Par ailleurs, à certains endroits sur l’affleurement, la roche prend l’aspect d’un hérisson de pierre avec des petits pics centimétriques acérés qui pointent vers le haut (figure 2). Ce type de structure est observé généralement dans des terrains calcaires, où la roche contient de la calcite (ou carbonate de calcium). À la pointe du Bout d’en Bas, c’est le ciment des roches, le liant qui tient les grains ensemble, qui est calcaire. On vient de voir que la roche montre des plans de faiblesse : le litage et le clivage. Avec le temps, le calcaire finit par se dissoudre dans l’eau, particulièrement si cette eau est le moindrement acide. Cela se produit surtout lorsque ces roches, qui ont été longtemps enfouies, finissent par arriver près de la surface avec le soulèvement de la croûte terrestre : la roche, spécialement dans ses plans de faiblesse, est alors exposée à la pluie et à l’action des végétaux, qui contribuent à cette acidité. 

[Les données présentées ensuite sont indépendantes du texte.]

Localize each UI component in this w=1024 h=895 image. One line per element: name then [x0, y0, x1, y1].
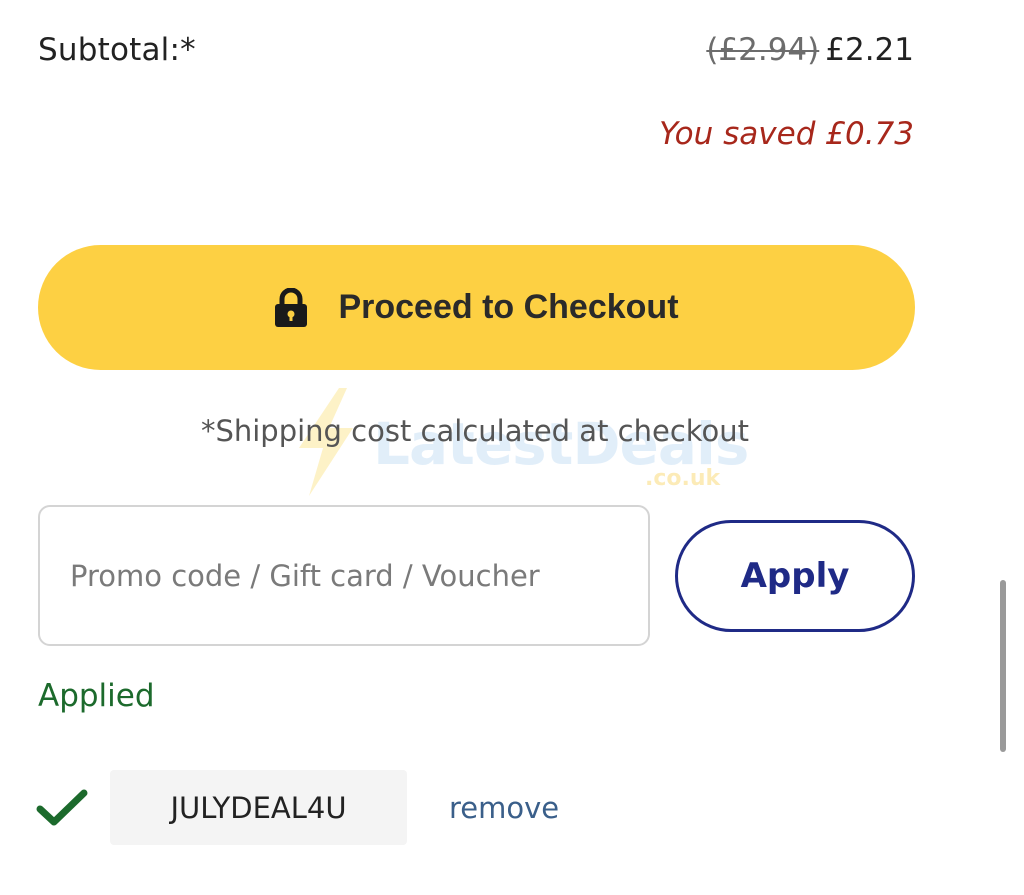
subtotal-row: Subtotal:* (£2.94) £2.21 [38, 22, 914, 78]
savings-text: You saved £0.73 [659, 116, 914, 152]
applied-code-chip: JULYDEAL4U [110, 770, 407, 845]
remove-code-link[interactable]: remove [449, 791, 559, 825]
subtotal-prices: (£2.94) £2.21 [706, 32, 914, 68]
apply-button[interactable]: Apply [675, 520, 915, 632]
checkout-button-label: Proceed to Checkout [338, 288, 679, 326]
original-price: (£2.94) [706, 32, 820, 68]
promo-code-input[interactable] [38, 505, 650, 646]
subtotal-label: Subtotal:* [38, 32, 196, 68]
current-price: £2.21 [825, 32, 914, 68]
checkmark-icon [36, 789, 88, 825]
proceed-to-checkout-button[interactable]: Proceed to Checkout [38, 245, 915, 370]
watermark-subtext: .co.uk [645, 466, 721, 491]
lock-icon [274, 287, 308, 328]
applied-code-row: JULYDEAL4U remove [36, 770, 559, 845]
shipping-note: *Shipping cost calculated at checkout [200, 414, 750, 448]
scrollbar-thumb[interactable] [1000, 580, 1006, 752]
applied-label: Applied [38, 678, 155, 714]
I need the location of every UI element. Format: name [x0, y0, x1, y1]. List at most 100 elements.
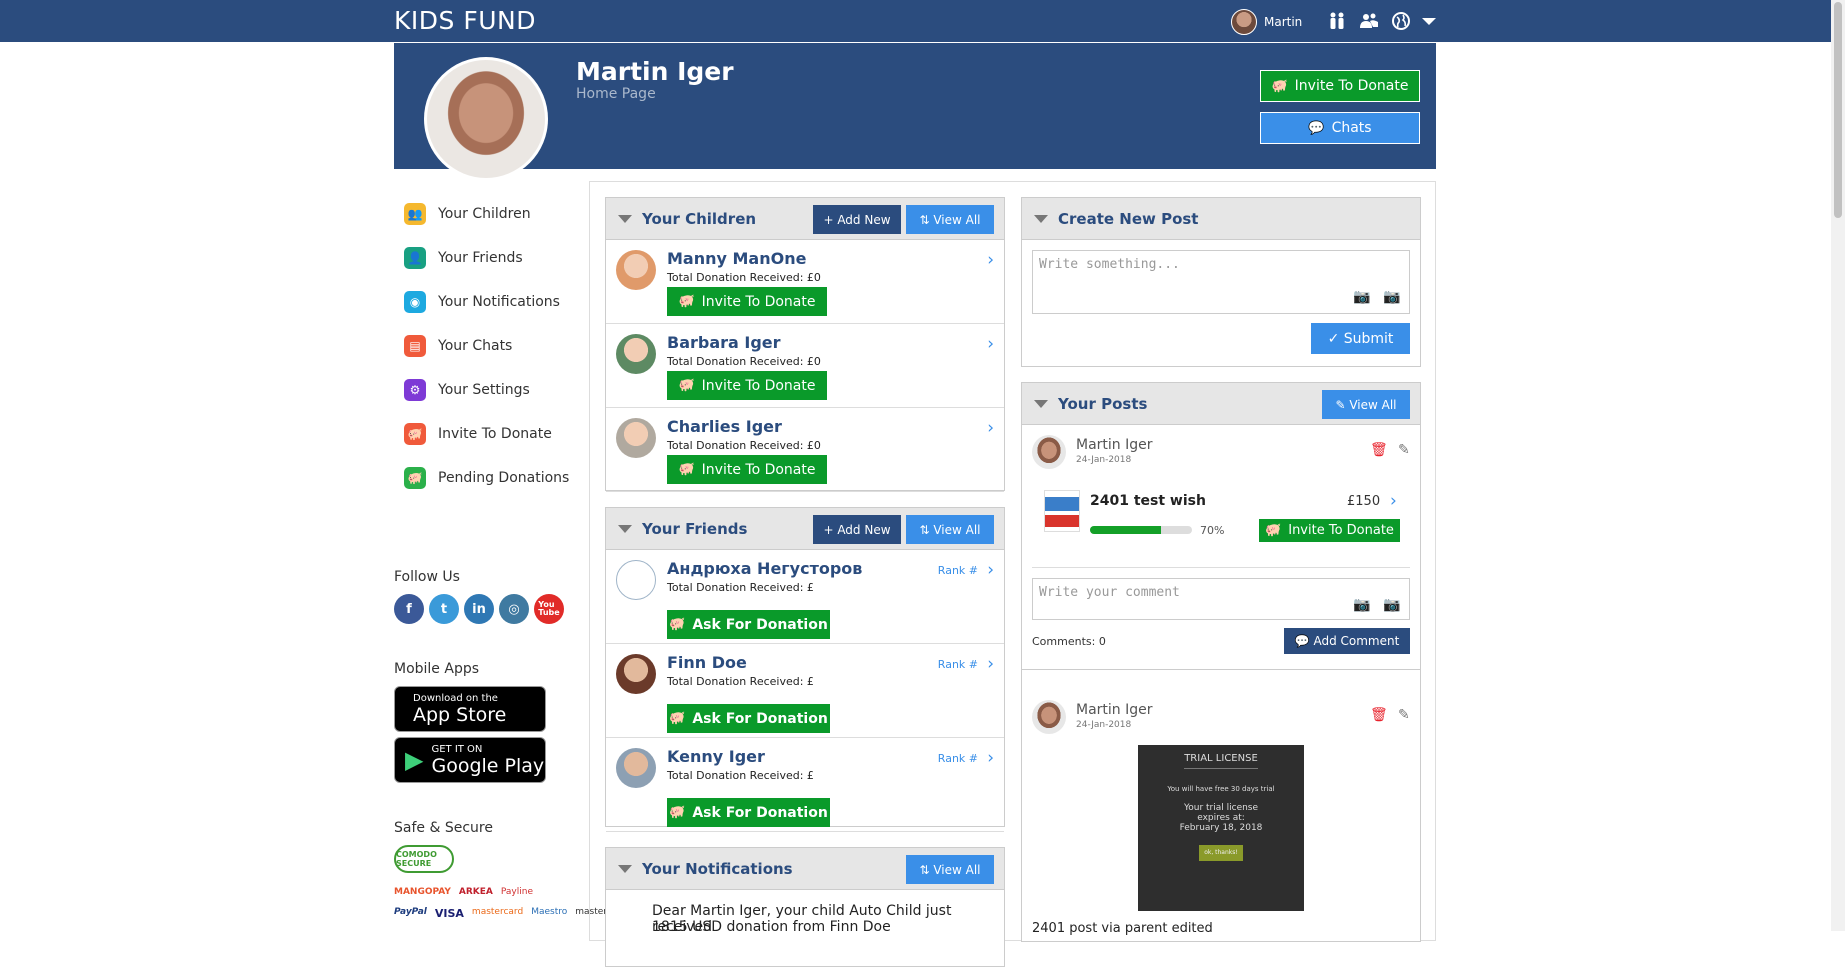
- post-textarea[interactable]: Write something... 📷 📷: [1032, 250, 1410, 314]
- invite-to-donate-button[interactable]: 🐖 Invite To Donate: [667, 455, 827, 484]
- scrollbar-thumb[interactable]: [1834, 2, 1842, 218]
- profile-avatar[interactable]: [424, 57, 548, 181]
- child-name[interactable]: Barbara Iger: [667, 333, 781, 352]
- friend-name[interactable]: Kenny Iger: [667, 747, 765, 766]
- submit-post-button[interactable]: ✓ Submit: [1311, 323, 1410, 354]
- chevron-right-icon[interactable]: ›: [987, 250, 994, 270]
- sidebar-item-your-children[interactable]: 👥 Your Children: [404, 192, 584, 236]
- chevron-right-icon[interactable]: ›: [987, 748, 994, 768]
- child-name[interactable]: Charlies Iger: [667, 417, 782, 436]
- friend-name[interactable]: Андрюха Негусторов: [667, 559, 862, 578]
- child-row[interactable]: Manny ManOne Total Donation Received: £0 ›…: [606, 240, 1004, 324]
- avatar[interactable]: [616, 418, 656, 458]
- instagram-icon[interactable]: ◎: [499, 594, 529, 624]
- invite-to-donate-button[interactable]: 🐖 Invite To Donate: [667, 287, 827, 316]
- pencil-icon[interactable]: ✎: [1398, 707, 1410, 723]
- child-name[interactable]: Manny ManOne: [667, 249, 806, 268]
- friends-panel-header[interactable]: Your Friends + Add New ⇅ View All: [606, 508, 1004, 550]
- posts-panel-header[interactable]: Your Posts ✎ View All: [1022, 383, 1420, 425]
- sidebar-item-label: Invite To Donate: [438, 426, 552, 442]
- friend-row[interactable]: Kenny Iger Total Donation Received: £ Rank…: [606, 738, 1004, 832]
- chevron-right-icon[interactable]: ›: [987, 560, 994, 580]
- post-author-avatar[interactable]: [1032, 700, 1066, 734]
- post-author-avatar[interactable]: [1032, 435, 1066, 469]
- view-all-friends-button[interactable]: ⇅ View All: [906, 515, 994, 544]
- collapse-icon[interactable]: [1034, 214, 1048, 223]
- trash-icon[interactable]: 🗑: [1370, 442, 1388, 458]
- view-all-children-button[interactable]: ⇅ View All: [906, 205, 994, 234]
- child-row[interactable]: Barbara Iger Total Donation Received: £0 ›…: [606, 324, 1004, 408]
- twitter-icon[interactable]: t: [429, 594, 459, 624]
- add-child-button[interactable]: + Add New: [813, 205, 901, 234]
- sidebar-item-pending-donations[interactable]: 🐖 Pending Donations: [404, 456, 584, 500]
- app-store-badge[interactable]: Download on the App Store: [394, 686, 546, 732]
- piggy-bank-icon: 🐖: [678, 378, 695, 393]
- user-menu[interactable]: Martin: [1231, 9, 1302, 35]
- child-total: Total Donation Received: £0: [667, 355, 821, 368]
- post-author-name[interactable]: Martin Iger: [1076, 702, 1153, 718]
- friends-icon[interactable]: [1359, 11, 1379, 31]
- sidebar-item-your-chats[interactable]: ▤ Your Chats: [404, 324, 584, 368]
- sidebar-item-invite-to-donate[interactable]: 🐖 Invite To Donate: [404, 412, 584, 456]
- sidebar-item-your-friends[interactable]: 👤 Your Friends: [404, 236, 584, 280]
- ask-for-donation-button[interactable]: 🐖 Ask For Donation: [667, 704, 830, 733]
- view-all-notifications-button[interactable]: ⇅ View All: [906, 855, 994, 884]
- chats-button[interactable]: 💬 Chats: [1260, 112, 1420, 144]
- child-row[interactable]: Charlies Iger Total Donation Received: £0…: [606, 408, 1004, 492]
- globe-icon[interactable]: [1391, 11, 1411, 31]
- caret-down-icon[interactable]: [1419, 11, 1439, 31]
- add-video-icon[interactable]: 📷: [1383, 597, 1400, 613]
- wish-thumbnail[interactable]: [1044, 490, 1080, 532]
- chevron-right-icon[interactable]: ›: [987, 654, 994, 674]
- trash-icon[interactable]: 🗑: [1370, 707, 1388, 723]
- children-icon[interactable]: [1327, 11, 1347, 31]
- collapse-icon[interactable]: [618, 214, 632, 223]
- sidebar-item-your-notifications[interactable]: ◉ Your Notifications: [404, 280, 584, 324]
- invite-to-donate-button[interactable]: 🐖 Invite To Donate: [667, 371, 827, 400]
- youtube-icon[interactable]: You Tube: [534, 594, 564, 624]
- invite-to-donate-button[interactable]: 🐖 Invite To Donate: [1260, 70, 1420, 102]
- ask-for-donation-button[interactable]: 🐖 Ask For Donation: [667, 610, 830, 639]
- social-links: f t in ◎ You Tube: [394, 594, 564, 624]
- collapse-icon[interactable]: [1034, 399, 1048, 408]
- facebook-icon[interactable]: f: [394, 594, 424, 624]
- chevron-right-icon[interactable]: ›: [987, 334, 994, 354]
- add-video-icon[interactable]: 📷: [1383, 289, 1400, 305]
- notifications-panel-header[interactable]: Your Notifications ⇅ View All: [606, 848, 1004, 890]
- pencil-icon[interactable]: ✎: [1398, 442, 1410, 458]
- brand-logo[interactable]: KIDS FUND: [394, 6, 536, 35]
- friend-row[interactable]: Finn Doe Total Donation Received: £ Rank #…: [606, 644, 1004, 738]
- add-friend-button[interactable]: + Add New: [813, 515, 901, 544]
- wish-title[interactable]: 2401 test wish: [1090, 493, 1206, 509]
- google-play-badge[interactable]: ▶ GET IT ON Google Play: [394, 737, 546, 783]
- create-post-panel: Create New Post Write something... 📷 📷 ✓…: [1021, 197, 1421, 367]
- create-post-panel-header[interactable]: Create New Post: [1022, 198, 1420, 240]
- avatar[interactable]: [616, 334, 656, 374]
- view-all-posts-button[interactable]: ✎ View All: [1322, 390, 1410, 419]
- post-image[interactable]: TRIAL LICENSE You will have free 30 days…: [1138, 745, 1304, 911]
- wish-invite-button[interactable]: 🐖 Invite To Donate: [1259, 519, 1400, 542]
- chevron-right-icon[interactable]: ›: [1390, 491, 1397, 511]
- children-panel-header[interactable]: Your Children + Add New ⇅ View All: [606, 198, 1004, 240]
- friend-total: Total Donation Received: £: [667, 769, 814, 782]
- avatar[interactable]: [616, 250, 656, 290]
- sidebar-item-your-settings[interactable]: ⚙ Your Settings: [404, 368, 584, 412]
- linkedin-icon[interactable]: in: [464, 594, 494, 624]
- mobile-apps-heading: Mobile Apps: [394, 661, 480, 677]
- comment-input[interactable]: Write your comment 📷 📷: [1032, 578, 1410, 620]
- scrollbar[interactable]: [1831, 0, 1845, 931]
- post-author-name[interactable]: Martin Iger: [1076, 437, 1153, 453]
- collapse-icon[interactable]: [618, 864, 632, 873]
- avatar[interactable]: [616, 748, 656, 788]
- notification-text-line2[interactable]: 1815 USD donation from Finn Doe: [652, 919, 891, 935]
- add-photo-icon[interactable]: 📷: [1353, 597, 1370, 613]
- avatar[interactable]: [616, 654, 656, 694]
- chevron-right-icon[interactable]: ›: [987, 418, 994, 438]
- avatar[interactable]: [616, 560, 656, 600]
- friend-row[interactable]: Андрюха Негусторов Total Donation Receive…: [606, 550, 1004, 644]
- add-comment-button[interactable]: 💬 Add Comment: [1284, 628, 1410, 654]
- ask-for-donation-button[interactable]: 🐖 Ask For Donation: [667, 798, 830, 827]
- friend-name[interactable]: Finn Doe: [667, 653, 747, 672]
- collapse-icon[interactable]: [618, 524, 632, 533]
- add-photo-icon[interactable]: 📷: [1353, 289, 1370, 305]
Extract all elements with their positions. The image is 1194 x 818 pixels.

Figure 2. Aspect de hérisson adopté par les roches de la Pointe du Bout-d’en-Bas. Ce phénomène résulte de la fracturation de la roche selon les plans de litage et de clivage et de la dissolution.
Voici, au final, les étapes par lesquelles les roches ont dû passer pour en arriver à la structure hérissée observée : 

  1. soulèvement de la croûte ; 

  2. exposition aux intempéries ; 

  3. fracturation de la roche (figure 1) ; 

  4. pénétration de l’eau dans les fractures (plans de litage et de clivage) et dissolution de la roche dans les surfaces exposées aux fluides ; 

  5. formation des pics (figure 2) qui peuvent prendre plusieurs siècles à se développer. 
Un terrain qui a subi ce type de transformation s’appelle un karst. À plus grande échelle, on observe ailleurs dans le monde que la dissolution des calcaires par de l’eau acide est aussi le phénomène qui mène à la formation des grottes.   À noter que les roches de la pointe du Bout d’en Bas ne semblent pas avoir été affectées par l’impact météoritique qui a façonné la région de Charlevoix. Aucune structure ou brèche d’impact n’a été observée à cet endroit ou ailleurs dans l’île. Pourtant, à moins de 5 km, on peut observer des cônes de percussion sur la rive nord du fleuve. Cela semble indiquer que les roches de l’Isle-aux-Coudres n’étaient pas à cet endroit précis lors de l’impact météoritique : elles étaient probablement beaucoup plus au sud et elles ont été transportées tout d’un bloc par des mouvements tectoniques lors de la deuxième phase de déformation des Appalaches, en « glissant » sur le Bouclier canadien le long de ce que les géologues appellent la ligne Logan (figure 3). 
Figure 3. Coupe géologique à la hauteur de Charlevoix montrant la relation entre les Appalaches et le Bouclier canadien. L’île aux Coudres serait située juste à droite de la faille de Logan dans le fleuve.